Se un genitore decide di non mandare il figlio a scuola ha i suoi buoni motivi. Nel Varesotto, ha scritto la stampa locale, hanno voluto inviare “un messaggio preciso lanciato verso il Provveditorato agli studi della provincia di Varese e alle istituzioni superiori per risolvere un problema che si trascina da ormai tre anni e che per loro è diventato ora insostenibile”.

LA LETTERA DEI GENITORI

«La situazione disciplinare che si registra in classe risulta per i nostri bambini e per noi genitori insostenibile sul piano educativo ma soprattutto per ciò che concerne la sicurezza dei nostri figli», scrivono le tredici famiglie di Cardano in una lettera aperta. A margine spiegano che il problema nasce dalla impossibilità della scuola di tenere a freno le intemperanze di un alunno. Il risultato è una serie di episodi violenti. I genitori raccontano di banchi divelti, oggetti lanciati, pugni in faccia, occhiali rotti e tanti altri avvenimenti che non li lasciano tranquilli ogni volta che accompagnano i loro bambini davanti alla primaria cardanese. «In prima questa era una classe formata da 31 studenti, oggi si sono ridotti di un terzo», racconta un papà. «Sto meditando di fare anche io lo stesso e a gennaio di spostare mia figlia altrove. Non sono più sereno».

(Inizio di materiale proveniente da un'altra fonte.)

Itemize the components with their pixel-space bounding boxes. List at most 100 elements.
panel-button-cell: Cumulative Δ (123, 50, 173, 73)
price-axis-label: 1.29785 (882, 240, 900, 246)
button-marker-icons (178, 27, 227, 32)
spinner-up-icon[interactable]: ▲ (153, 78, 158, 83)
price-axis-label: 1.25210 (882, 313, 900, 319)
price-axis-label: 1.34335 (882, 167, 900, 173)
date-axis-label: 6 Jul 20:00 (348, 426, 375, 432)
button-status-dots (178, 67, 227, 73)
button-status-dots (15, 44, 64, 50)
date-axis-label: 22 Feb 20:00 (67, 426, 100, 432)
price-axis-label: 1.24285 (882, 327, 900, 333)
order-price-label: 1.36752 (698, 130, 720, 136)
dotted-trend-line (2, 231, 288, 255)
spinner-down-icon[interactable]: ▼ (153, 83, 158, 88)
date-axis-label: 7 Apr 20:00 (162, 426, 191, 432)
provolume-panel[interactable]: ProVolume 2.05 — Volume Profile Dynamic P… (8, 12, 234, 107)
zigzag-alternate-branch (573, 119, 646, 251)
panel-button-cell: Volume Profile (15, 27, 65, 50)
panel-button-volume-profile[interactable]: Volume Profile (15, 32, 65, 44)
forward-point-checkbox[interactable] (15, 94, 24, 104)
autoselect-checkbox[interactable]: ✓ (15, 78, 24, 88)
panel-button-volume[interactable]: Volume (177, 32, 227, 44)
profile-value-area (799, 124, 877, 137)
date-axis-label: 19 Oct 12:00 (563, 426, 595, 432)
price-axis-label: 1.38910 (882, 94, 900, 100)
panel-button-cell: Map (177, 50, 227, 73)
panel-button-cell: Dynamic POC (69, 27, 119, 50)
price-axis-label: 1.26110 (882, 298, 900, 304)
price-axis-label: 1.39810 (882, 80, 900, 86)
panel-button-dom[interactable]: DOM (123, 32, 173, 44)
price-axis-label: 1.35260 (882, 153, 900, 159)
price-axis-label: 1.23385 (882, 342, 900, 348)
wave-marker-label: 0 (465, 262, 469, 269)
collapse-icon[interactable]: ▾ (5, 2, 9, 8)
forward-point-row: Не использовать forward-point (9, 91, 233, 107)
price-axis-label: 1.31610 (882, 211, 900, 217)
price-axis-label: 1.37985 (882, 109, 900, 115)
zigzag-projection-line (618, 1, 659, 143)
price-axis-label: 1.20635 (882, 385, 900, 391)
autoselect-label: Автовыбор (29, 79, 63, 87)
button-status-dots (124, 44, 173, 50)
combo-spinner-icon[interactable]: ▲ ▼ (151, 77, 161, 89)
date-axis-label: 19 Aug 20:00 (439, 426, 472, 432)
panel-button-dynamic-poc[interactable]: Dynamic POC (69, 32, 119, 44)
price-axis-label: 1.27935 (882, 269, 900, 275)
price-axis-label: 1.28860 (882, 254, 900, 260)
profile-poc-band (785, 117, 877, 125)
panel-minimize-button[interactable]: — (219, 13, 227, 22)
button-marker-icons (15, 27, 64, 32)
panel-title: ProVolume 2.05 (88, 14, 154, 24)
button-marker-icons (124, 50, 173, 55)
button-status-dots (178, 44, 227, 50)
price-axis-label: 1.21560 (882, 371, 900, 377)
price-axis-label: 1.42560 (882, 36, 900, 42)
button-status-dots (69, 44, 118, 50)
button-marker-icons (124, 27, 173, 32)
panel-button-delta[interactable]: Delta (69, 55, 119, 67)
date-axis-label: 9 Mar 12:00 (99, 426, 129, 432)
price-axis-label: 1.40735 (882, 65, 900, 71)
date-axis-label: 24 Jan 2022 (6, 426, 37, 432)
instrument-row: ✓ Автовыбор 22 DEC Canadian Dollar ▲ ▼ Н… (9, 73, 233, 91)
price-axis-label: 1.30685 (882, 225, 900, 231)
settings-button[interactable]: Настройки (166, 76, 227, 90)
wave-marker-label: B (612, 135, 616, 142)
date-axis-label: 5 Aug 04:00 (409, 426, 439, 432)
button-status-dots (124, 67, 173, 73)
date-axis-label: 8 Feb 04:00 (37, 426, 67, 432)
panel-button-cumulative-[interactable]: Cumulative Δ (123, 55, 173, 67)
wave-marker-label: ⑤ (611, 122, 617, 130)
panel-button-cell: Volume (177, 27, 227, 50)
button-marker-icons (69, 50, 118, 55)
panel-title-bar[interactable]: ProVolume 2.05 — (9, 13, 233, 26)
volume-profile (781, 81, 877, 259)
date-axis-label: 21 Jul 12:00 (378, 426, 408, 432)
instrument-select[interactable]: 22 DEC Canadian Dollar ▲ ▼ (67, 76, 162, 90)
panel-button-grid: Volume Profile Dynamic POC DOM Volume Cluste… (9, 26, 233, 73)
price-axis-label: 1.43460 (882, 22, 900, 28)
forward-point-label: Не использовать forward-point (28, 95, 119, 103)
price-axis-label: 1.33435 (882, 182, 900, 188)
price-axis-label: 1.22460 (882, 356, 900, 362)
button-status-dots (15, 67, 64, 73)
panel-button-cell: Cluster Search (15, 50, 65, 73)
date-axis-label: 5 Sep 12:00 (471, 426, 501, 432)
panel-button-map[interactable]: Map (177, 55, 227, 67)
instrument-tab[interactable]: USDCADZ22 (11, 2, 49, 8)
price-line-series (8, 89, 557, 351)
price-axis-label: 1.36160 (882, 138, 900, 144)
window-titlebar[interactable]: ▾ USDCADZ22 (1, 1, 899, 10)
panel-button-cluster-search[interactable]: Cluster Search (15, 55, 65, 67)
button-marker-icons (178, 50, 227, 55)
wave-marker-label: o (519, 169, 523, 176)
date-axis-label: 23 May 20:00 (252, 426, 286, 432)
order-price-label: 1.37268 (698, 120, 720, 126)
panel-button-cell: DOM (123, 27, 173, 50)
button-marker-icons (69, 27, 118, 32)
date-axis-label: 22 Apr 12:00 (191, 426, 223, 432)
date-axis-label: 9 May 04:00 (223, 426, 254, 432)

L’iniziativa, continua la lettera, «ha lo scopo di attirare l’attenzione di chi deve attivarsi per ripristinare una situazione di normalità. Non è il prodotto di una decisione impulsiva, ma la conseguenza del mancato intervento incisivo atto a tutelare i bambini». La richiesta non è formulata ad insegnanti di classe, ai dirigenti scolastici presenti e a quello attualmente in carica («al quale va riconosciuto un impegno mai riscontrato in precedenza»), ma all’amministrazione, la quale costringe gli alunni a mantenere un clima in classe «non è certo idoneo a favorire un sereno percorso di crescita umana e culturale di un bambino».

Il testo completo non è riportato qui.